If they truly had faith in the canon couplings, if same were written as convincing and beyond contesting, then this rabid resistance to seeing Harry and Hermione enjoying their friendship would surely not be present?
Anonymous:
> "ron keeps them together, jkr has said so."
She had to say so, since it wasn't in the books that way. :-)
> "... evidenced by deathly hallows when he is gone and harry and hermione barely know how to function without him."
Wasn't that sad, though? The only way that Rowling could contrive to show Ron's importance to the Trio was to have Hermione - the strong girl who could face Death Eaters and prevail - collapse into a sobbing mess ... and have Harry, supposedly one of her two best friends, callously and coldly ignore her as she cried herself to sleep every night.

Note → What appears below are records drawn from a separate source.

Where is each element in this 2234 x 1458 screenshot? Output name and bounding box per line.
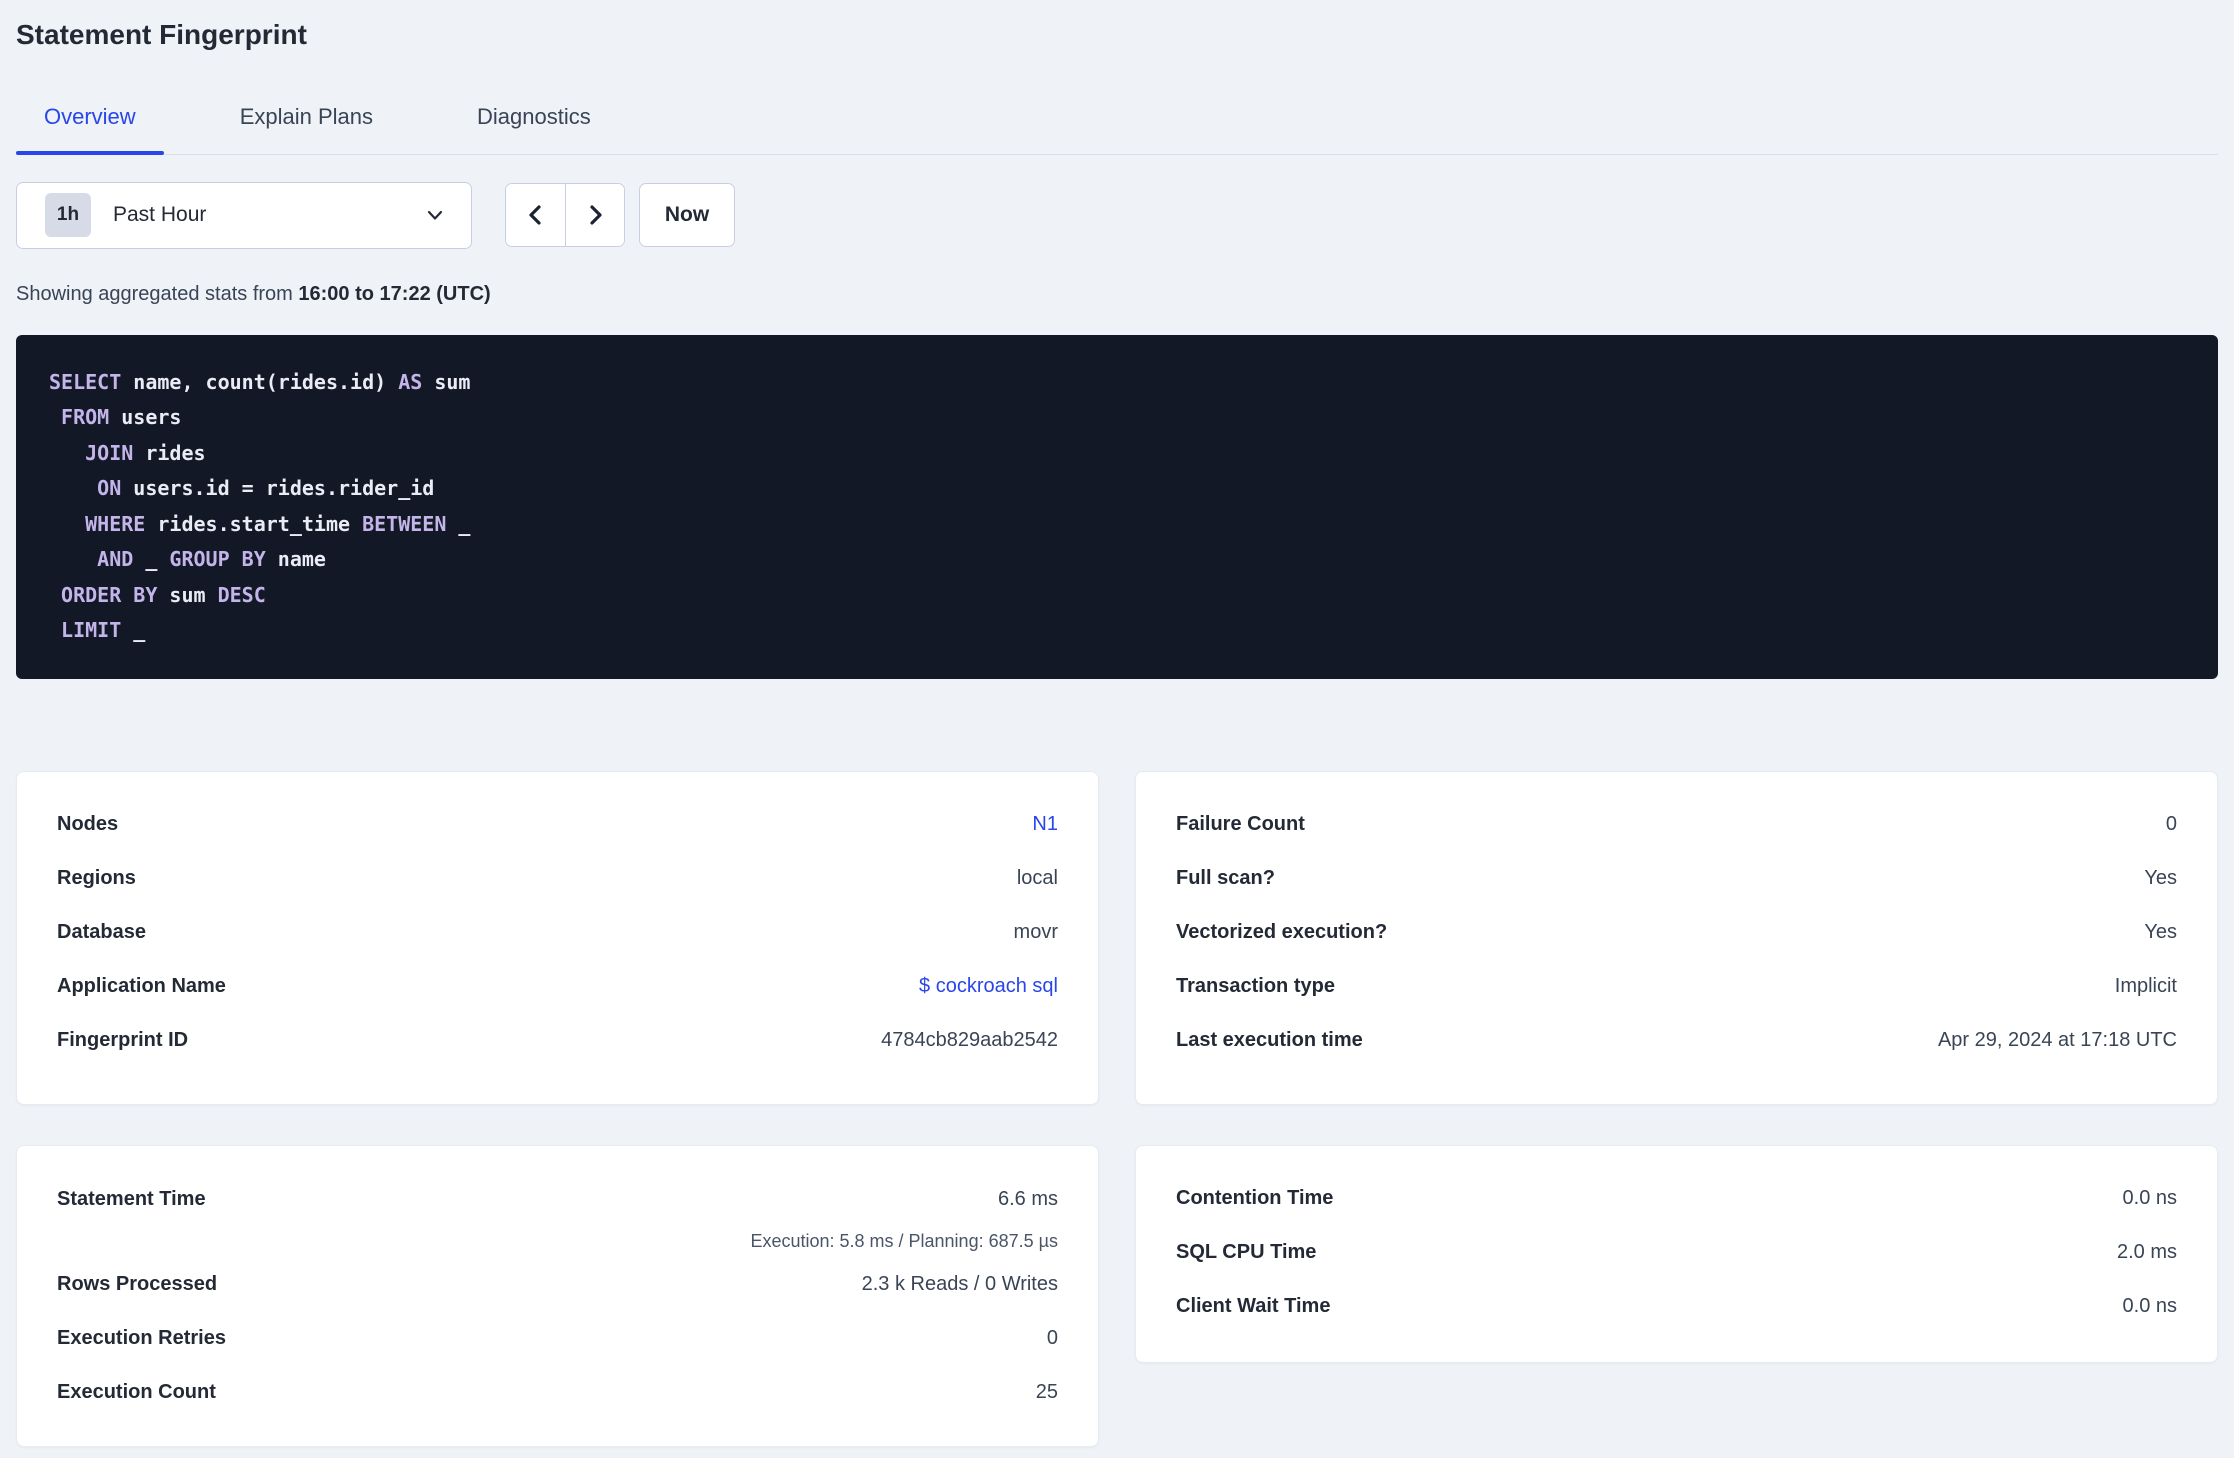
wait-timing-card: Contention Time 0.0 ns SQL CPU Time 2.0 ms C… bbox=[1135, 1144, 2218, 1363]
stat-row: Fingerprint ID 4784cb829aab2542 bbox=[57, 1014, 1058, 1068]
statement-details-rows: Nodes N1 Regions local Database movr Applicati… bbox=[57, 798, 1058, 1068]
stat-row: Application Name $ cockroach sql bbox=[57, 960, 1058, 1014]
stat-value: 0 bbox=[1046, 1327, 1058, 1350]
next-range-button[interactable] bbox=[565, 184, 624, 247]
aggregated-stats-prefix: Showing aggregated stats from bbox=[16, 282, 299, 305]
time-controls: 1h Past Hour Now bbox=[16, 181, 2218, 249]
stat-value: local bbox=[1016, 867, 1058, 890]
stat-value: 0 bbox=[2165, 813, 2177, 836]
stat-row: SQL CPU Time 2.0 ms bbox=[1176, 1226, 2177, 1280]
stat-value: Yes bbox=[2144, 921, 2177, 944]
sql-line: LIMIT _ bbox=[61, 618, 146, 643]
stat-value: Implicit bbox=[2114, 975, 2177, 998]
stat-row: Database movr bbox=[57, 906, 1058, 960]
stat-row: Regions local bbox=[57, 852, 1058, 906]
stat-value: movr bbox=[1013, 921, 1058, 944]
stat-label: Regions bbox=[57, 867, 136, 890]
stat-row: Execution Retries 0 bbox=[57, 1312, 1058, 1366]
time-range-dropdown[interactable]: 1h Past Hour bbox=[16, 181, 472, 249]
aggregated-stats-range: 16:00 to 17:22 (UTC) bbox=[298, 282, 491, 305]
sql-line: SELECT name, count(rides.id) AS sum bbox=[49, 369, 471, 394]
stat-value: Yes bbox=[2144, 867, 2177, 890]
wait-timing-rows: Contention Time 0.0 ns SQL CPU Time 2.0 ms C… bbox=[1176, 1172, 2177, 1334]
stat-label: Rows Processed bbox=[57, 1273, 218, 1296]
stat-row: Execution Count 25 bbox=[57, 1366, 1058, 1420]
stat-label: Transaction type bbox=[1176, 975, 1335, 998]
stat-label: SQL CPU Time bbox=[1176, 1241, 1317, 1264]
stat-value-link[interactable]: N1 bbox=[1032, 813, 1058, 836]
statement-fingerprint-page: Statement Fingerprint Overview Explain Pl… bbox=[0, 0, 2234, 1447]
stat-label: Nodes bbox=[57, 813, 119, 836]
stat-label: Statement Time bbox=[57, 1187, 206, 1210]
stat-row: Nodes N1 bbox=[57, 798, 1058, 852]
time-range-label: Past Hour bbox=[113, 203, 207, 227]
chevron-left-icon bbox=[524, 203, 548, 227]
sql-line: WHERE rides.start_time BETWEEN _ bbox=[85, 511, 471, 536]
stat-label: Client Wait Time bbox=[1176, 1295, 1331, 1318]
stat-value: 2.3 k Reads / 0 Writes bbox=[861, 1273, 1058, 1296]
time-range-badge: 1h bbox=[45, 193, 91, 238]
tab-diagnostics[interactable]: Diagnostics bbox=[449, 104, 619, 154]
stat-value: 25 bbox=[1035, 1381, 1058, 1404]
sql-line: FROM users bbox=[61, 405, 182, 430]
stat-label: Database bbox=[57, 921, 146, 944]
stat-label: Execution Count bbox=[57, 1381, 216, 1404]
tab-overview[interactable]: Overview bbox=[16, 104, 164, 155]
stat-row: Failure Count 0 bbox=[1176, 798, 2177, 852]
chevron-down-icon bbox=[425, 205, 445, 225]
sql-line: ORDER BY sum DESC bbox=[61, 582, 266, 607]
aggregated-stats-line: Showing aggregated stats from 16:00 to 1… bbox=[16, 283, 2218, 306]
stat-row: Last execution time Apr 29, 2024 at 17:18… bbox=[1176, 1014, 2177, 1068]
stat-value: 6.6 ms bbox=[997, 1187, 1058, 1210]
stat-label: Contention Time bbox=[1176, 1187, 1334, 1210]
sql-line: AND _ GROUP BY name bbox=[97, 547, 326, 572]
stat-value-link[interactable]: $ cockroach sql bbox=[919, 975, 1058, 998]
tab-explain-plans[interactable]: Explain Plans bbox=[212, 104, 401, 154]
sql-statement-box: SELECT name, count(rides.id) AS sum FROM… bbox=[16, 334, 2218, 679]
stat-value: 4784cb829aab2542 bbox=[881, 1029, 1058, 1052]
page-title: Statement Fingerprint bbox=[16, 19, 307, 50]
chevron-right-icon bbox=[583, 203, 607, 227]
statement-timing-card: Statement Time 6.6 ms Execution: 5.8 ms / … bbox=[16, 1144, 1099, 1447]
stat-value: Apr 29, 2024 at 17:18 UTC bbox=[1937, 1029, 2177, 1052]
execution-attributes-card: Failure Count 0 Full scan? Yes Vectorized ex… bbox=[1135, 770, 2218, 1105]
stat-row: Client Wait Time 0.0 ns bbox=[1176, 1280, 2177, 1334]
stat-label: Full scan? bbox=[1176, 867, 1275, 890]
stat-value: 2.0 ms bbox=[2116, 1241, 2177, 1264]
stat-label: Fingerprint ID bbox=[57, 1029, 189, 1052]
stats-cards-grid: Nodes N1 Regions local Database movr Applicati… bbox=[16, 770, 2218, 1447]
sql-line: JOIN rides bbox=[85, 440, 206, 465]
tab-bar: Overview Explain Plans Diagnostics bbox=[16, 104, 2218, 155]
stat-value: 0.0 ns bbox=[2122, 1187, 2177, 1210]
stat-label: Last execution time bbox=[1176, 1029, 1363, 1052]
time-range-pager bbox=[505, 183, 625, 248]
prev-range-button[interactable] bbox=[506, 184, 565, 247]
stat-row: Transaction type Implicit bbox=[1176, 960, 2177, 1014]
statement-timing-rows: Statement Time 6.6 ms Execution: 5.8 ms / … bbox=[57, 1172, 1058, 1420]
stat-label: Failure Count bbox=[1176, 813, 1305, 836]
stat-value: 0.0 ns bbox=[2122, 1295, 2177, 1318]
statement-details-card: Nodes N1 Regions local Database movr Applicati… bbox=[16, 770, 1099, 1105]
stat-row: Rows Processed 2.3 k Reads / 0 Writes bbox=[57, 1258, 1058, 1312]
stat-label: Application Name bbox=[57, 975, 226, 998]
stat-label: Execution Retries bbox=[57, 1327, 226, 1350]
execution-attributes-rows: Failure Count 0 Full scan? Yes Vectorized ex… bbox=[1176, 798, 2177, 1068]
stat-row: Full scan? Yes bbox=[1176, 852, 2177, 906]
stat-row: Contention Time 0.0 ns bbox=[1176, 1172, 2177, 1226]
sql-line: ON users.id = rides.rider_id bbox=[97, 476, 435, 501]
now-button[interactable]: Now bbox=[639, 183, 735, 248]
stat-row: Statement Time 6.6 ms Execution: 5.8 ms / … bbox=[57, 1172, 1058, 1258]
stat-row: Vectorized execution? Yes bbox=[1176, 906, 2177, 960]
stat-label: Vectorized execution? bbox=[1176, 921, 1388, 944]
stat-subvalue: Execution: 5.8 ms / Planning: 687.5 µs bbox=[750, 1230, 1058, 1251]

Yes, Rowling desperately wanted to show how important Ron was to the Trio ... but the only way she was able to do that was by tearing the other two down. Quite sad, I thought. Kudos to the movie makers for keeping Harry in character as a *friend* to Hermione during those Ron-less days.
> "i don't know how else you could take the quote, "he liked hermione very much, but she wasn't the same as ron." i think it speaks for itself."

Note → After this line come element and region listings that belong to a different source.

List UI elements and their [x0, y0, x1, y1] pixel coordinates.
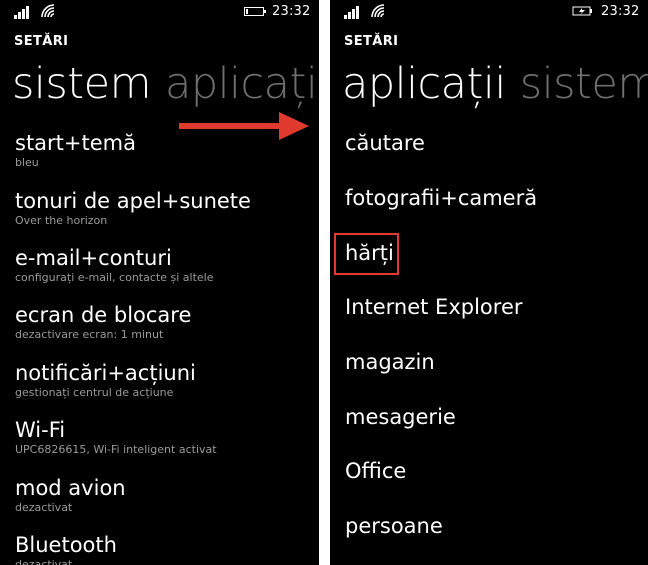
app-item-office[interactable]: Office [345, 458, 406, 484]
settings-title: SETĂRI [14, 34, 69, 49]
pivot-tab-system[interactable]: sistem [12, 59, 151, 109]
item-subtitle: gestionați centrul de acțiune [15, 386, 174, 399]
battery-charging-icon [572, 6, 592, 16]
item-label: ecran de blocare [15, 303, 192, 327]
settings-title: SETĂRI [344, 34, 399, 49]
item-label: start+temă [15, 131, 136, 155]
pivot-tab-applications[interactable]: aplicații [342, 59, 506, 109]
item-subtitle: bleu [15, 156, 39, 169]
item-subtitle: UPC6826615, Wi-Fi inteligent activat [15, 443, 217, 456]
item-label: e-mail+conturi [15, 246, 172, 270]
status-bar: 23:32 [0, 0, 319, 26]
settings-item-email-accounts[interactable]: e-mail+conturi configurați e-mail, conta… [15, 246, 213, 285]
item-label: notificări+acțiuni [15, 361, 196, 385]
item-subtitle: Over the horizon [15, 214, 108, 227]
item-label: Wi-Fi [15, 418, 66, 442]
app-item-messaging[interactable]: mesagerie [345, 404, 456, 430]
app-item-internet-explorer[interactable]: Internet Explorer [345, 294, 523, 320]
signal-strength-icon [14, 5, 36, 19]
pivot-tab-applications[interactable]: aplicații [165, 59, 319, 109]
settings-item-ringtones-sounds[interactable]: tonuri de apel+sunete Over the horizon [15, 189, 251, 228]
settings-item-start-theme[interactable]: start+temă bleu [15, 131, 136, 170]
item-subtitle: dezactivat [15, 558, 73, 565]
item-label: tonuri de apel+sunete [15, 189, 251, 213]
app-item-people[interactable]: persoane [345, 513, 443, 539]
phone-screen-system: 23:32 SETĂRI sistem aplicații start+temă … [0, 0, 319, 565]
status-bar: 23:32 [330, 0, 648, 26]
pivot-tab-system[interactable]: sistem [520, 59, 648, 109]
item-subtitle: dezactivare ecran: 1 minut [15, 328, 164, 341]
item-subtitle: dezactivat [15, 501, 73, 514]
settings-item-lock-screen[interactable]: ecran de blocare dezactivare ecran: 1 mi… [15, 303, 191, 342]
settings-item-airplane-mode[interactable]: mod avion dezactivat [15, 476, 126, 515]
app-item-store[interactable]: magazin [345, 349, 435, 375]
settings-item-bluetooth[interactable]: Bluetooth dezactivat [15, 533, 117, 565]
battery-icon [244, 7, 266, 16]
settings-item-wifi[interactable]: Wi-Fi UPC6826615, Wi-Fi inteligent activ… [15, 418, 217, 457]
app-item-search[interactable]: căutare [345, 130, 425, 156]
pivot-header: aplicații sistem [342, 58, 648, 110]
pivot-header: sistem aplicații [12, 58, 319, 110]
highlight-box-maps [334, 233, 399, 275]
item-label: Bluetooth [15, 533, 117, 557]
item-subtitle: configurați e-mail, contacte și altele [15, 271, 214, 284]
item-label: mod avion [15, 476, 126, 500]
clock: 23:32 [272, 4, 311, 19]
signal-strength-icon [344, 5, 366, 19]
phone-screen-applications: 23:32 SETĂRI aplicații sistem căutare fot… [330, 0, 648, 565]
wifi-icon [41, 4, 55, 18]
app-item-photos-camera[interactable]: fotografii+cameră [345, 185, 537, 211]
settings-item-notifications-actions[interactable]: notificări+acțiuni gestionați centrul de… [15, 361, 196, 400]
arrow-right-annotation [179, 112, 309, 140]
clock: 23:32 [601, 4, 640, 19]
wifi-icon [371, 4, 385, 18]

Yes, it speaks for itself - in one book/year. Like avidbeader said, you're taking a huge leap in trying to extrapolate that to cover the entire series. I think the quote will reach its breaking point and disintegrate if you try and stretch it that far, sorry.

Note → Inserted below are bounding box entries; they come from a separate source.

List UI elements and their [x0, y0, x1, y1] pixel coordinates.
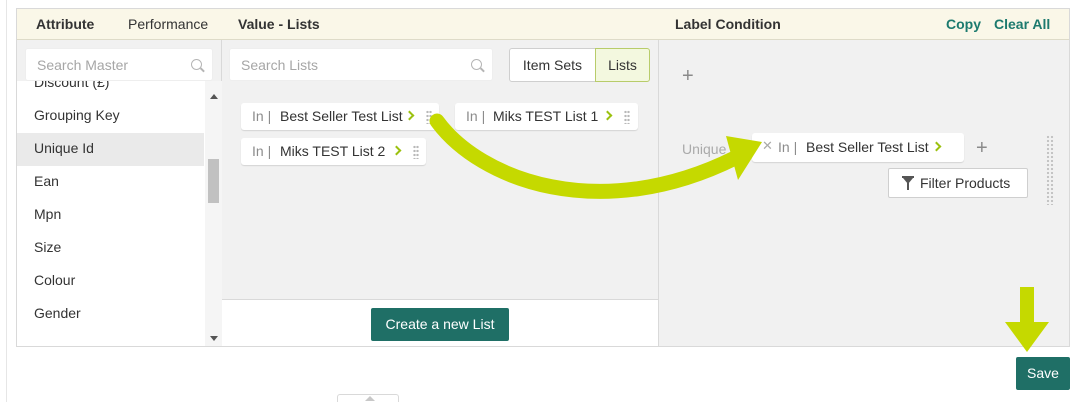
search-lists-input[interactable]: Search Lists	[229, 48, 493, 81]
page-edge	[6, 0, 7, 402]
create-list-button[interactable]: Create a new List	[371, 308, 509, 341]
search-lists-placeholder: Search Lists	[241, 57, 319, 73]
drag-handle-icon[interactable]	[624, 110, 630, 124]
editor-header: Attribute Performance Value - Lists Labe…	[17, 9, 1069, 40]
master-list-scrollbar[interactable]	[205, 81, 222, 346]
scroll-down-icon[interactable]	[210, 336, 218, 341]
chip-operator: In |	[778, 139, 798, 155]
label-condition-title: Label Condition	[675, 16, 781, 32]
drag-handle-icon[interactable]	[426, 110, 432, 124]
label-condition-panel: + Unique ✕ In | Best Seller Test List + …	[660, 40, 1069, 346]
toggle-item-sets[interactable]: Item Sets	[509, 48, 596, 82]
master-item-discount[interactable]: Discount (£)	[17, 81, 204, 100]
master-item-gender[interactable]: Gender	[17, 298, 204, 331]
master-item-grouping-key[interactable]: Grouping Key	[17, 100, 204, 133]
search-icon	[471, 59, 482, 70]
master-item-mpn[interactable]: Mpn	[17, 199, 204, 232]
chip-name: Miks TEST List 1	[493, 108, 599, 124]
chevron-right-icon[interactable]	[602, 110, 613, 121]
search-icon	[191, 59, 202, 70]
drag-handle-icon[interactable]	[1046, 135, 1054, 205]
master-item-ean[interactable]: Ean	[17, 166, 204, 199]
search-master-placeholder: Search Master	[37, 57, 129, 73]
search-master-input[interactable]: Search Master	[25, 48, 213, 81]
chip-operator: In |	[252, 108, 272, 124]
tab-performance[interactable]: Performance	[128, 16, 208, 32]
filter-products-label: Filter Products	[920, 175, 1011, 191]
master-item-unique-id[interactable]: Unique Id	[17, 133, 204, 166]
tab-attribute[interactable]: Attribute	[36, 16, 94, 32]
plus-icon[interactable]: +	[682, 66, 694, 86]
chip-operator: In |	[252, 143, 272, 159]
value-lists-title: Value - Lists	[238, 16, 320, 32]
save-button[interactable]: Save	[1016, 357, 1070, 390]
list-chip-best-seller[interactable]: In | Best Seller Test List	[241, 103, 439, 130]
master-item-size[interactable]: Size	[17, 232, 204, 265]
scrollbar-thumb[interactable]	[208, 159, 219, 203]
value-lists-panel: Search Lists Item Sets Lists In | Best S…	[222, 40, 659, 346]
chevron-right-icon[interactable]	[931, 141, 942, 152]
close-icon[interactable]: ✕	[762, 138, 773, 154]
condition-chip[interactable]: ✕ In | Best Seller Test List	[752, 133, 964, 162]
master-attribute-list: Discount (£) Grouping Key Unique Id Ean …	[17, 81, 222, 346]
chip-name: Best Seller Test List	[806, 139, 929, 155]
list-chip-miks-test-2[interactable]: In | Miks TEST List 2	[241, 138, 426, 165]
chip-name: Best Seller Test List	[280, 108, 403, 124]
chip-name: Miks TEST List 2	[280, 143, 386, 159]
toggle-lists[interactable]: Lists	[595, 48, 650, 82]
bottom-panel-toggle[interactable]	[337, 394, 399, 402]
list-chip-miks-test-1[interactable]: In | Miks TEST List 1	[455, 103, 638, 130]
chevron-right-icon[interactable]	[391, 145, 402, 156]
condition-field-label: Unique	[682, 141, 727, 157]
plus-icon[interactable]: +	[976, 138, 988, 158]
scroll-up-icon[interactable]	[210, 94, 218, 99]
value-lists-footer: Create a new List	[222, 299, 658, 346]
filter-products-button[interactable]: Filter Products	[888, 168, 1028, 198]
chip-operator: In |	[466, 108, 486, 124]
master-item-colour[interactable]: Colour	[17, 265, 204, 298]
drag-handle-icon[interactable]	[413, 145, 419, 159]
chevron-up-icon	[365, 396, 375, 401]
filter-icon	[902, 176, 914, 190]
label-editor: Attribute Performance Value - Lists Labe…	[16, 8, 1070, 347]
clear-all-link[interactable]: Clear All	[994, 16, 1050, 32]
chevron-right-icon[interactable]	[404, 110, 415, 121]
copy-link[interactable]: Copy	[946, 16, 981, 32]
master-attributes-panel: Search Master Discount (£) Grouping Key …	[17, 40, 222, 346]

After seeing that bit of the dance scene from DH2 in the sneak peek, I have to agree with Brad that as a H/Hr I'm pleased, but also rather bemused at the push they're getting. I suppose it's simply an acknowledgment of the chemistry and the large part of the fandom that does ship those two.
ReplyDeleteSo well thought out and succinctly put! I've always been a H/Hr person and not even from a romantic perspective - but from the "relationship" perspective with their friendship! Yes Harry and Ron are close and Ron is his best mate...Ron was his first friend and Ron was the one that was taken as "the person he would miss most" in GoF while Hermione was taken for Krum - however, I have always felt their friendship and therefore relationship was the stronger of the trio.
ReplyDeleteI have actually grown to love R/Hr and H/G over the years (movie versions aside because I STILL don't agree with H/G in the movies since they basically mutilated even the small bit of character Ginny had in the books) but I have always loved H/Hr.
From book one and the first time she sticks up for them and Harry decides to be nice to her (even when Ron continues to want to make fun of her), to book two when Magonagal seeks Harry to tell him about Hermione being petrified and only remembers others as a kind of afterthought, book three where she and Harry rescue Sirius, her supporting Harry in GoF knowing he didn't put his name in the Goblet, her helping him through "teaching" in OoTP, them helping each other through heartache in HBP to the WHOLE time in DH when Ron is gone...
Still some of the most beautiful scenes in the series (books and movies) [for me at least] are the H/Hr scene - the "how does it feel Harry?" conversation in HBP and the DANCE in DH1, visiting the graves in DH1...so many amazing scenes! AND I agree wholeheartedly about the "I'll go with you!" line! It gets me every single time I watch the film! Emma did that perfectly!
I will always adore the H/Hr friendship so much! And I fully believe that it was focused on even more in the films because of the strength of Dan and Emma's chemistry and friendship...
Thank you for putting thoughts to my heart/head!